President of Bucknell University
- In office 1851–1857
- Preceded by: Stephen William Taylor
- Succeeded by: George Ripley Bliss

President of Georgetown College
- In office ?–1850

Personal details
- Born: January 19, 1799 Philadelphia, Pennsylvania, U.S.
- Died: March 25, 1879 (aged 80) Philadelphia, Pennsylvania, U.S.
- Alma mater: Dickinson College Princeton Theological Seminary

= Howard Malcom =

American academic administrator and minister (1799–1879)

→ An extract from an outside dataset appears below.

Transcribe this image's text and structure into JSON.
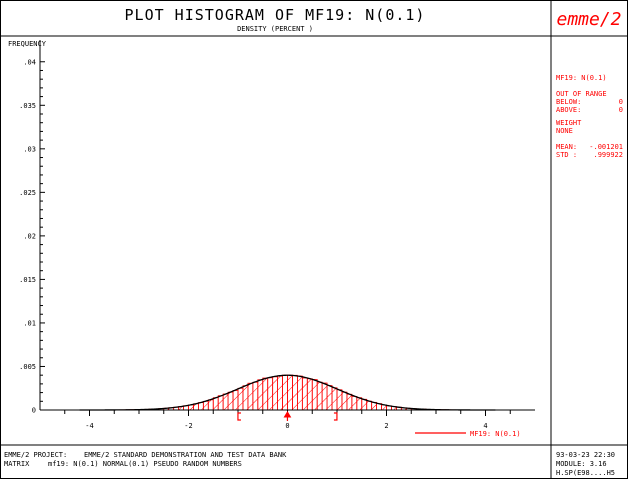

Howard Malcolm (January 19, 1799 – March 25, 1879) was an American educator and Baptist minister. He wrote several noteworthy literature about his missionary travels in Burma and was pastor of churches in Hudson, New York, Boston, Massachusetts, and Philadelphia, Pennsylvania. He also served as president of Georgetown College, Bucknell University and Drexel University College of Medicine.

== Early life ==
He was born on January 19, 1799, in Philadelphia, Pennsylvania, to John J. and Deborah Howard Malcolm. He attended Dickinson College and Princeton Theological Seminary.

== Career ==
Malcolm was pastor of three Baptist churches: the first in Hudson, New York (1820–1826), Federal Street Baptist Church in Boston (1827–1835) and Sansom Street Baptist Church in Philadelphia (1849–1851). In 1835, he went on his own missions to India, Burma, Siam, China, and Africa. He wrote some valuable literature about his missionary travels, notably, in 1839, Travels in South-Eastern Asia, embracing Hindustan, Malaya, Siam, and China, and in 1840, Travels in the Burman Empire. In 1843, mainly due to these writings, he received Doctorates of Divinity from Union College and University of Vermont.

Due to loss of his voice, he was required to give up preaching. Later, he became President at Georgetown College in Kentucky until he resigned in 1850, and of the University at Lewisburg in Pennsylvania (later, Bucknell University). From 1874 to 1879, Malcom served as President of Hahnemann Medical College (now Drexel University College of Medicine) in Philadelphia.

== Death ==
At the age of eighty, he died in Philadelphia on March 25, 1879.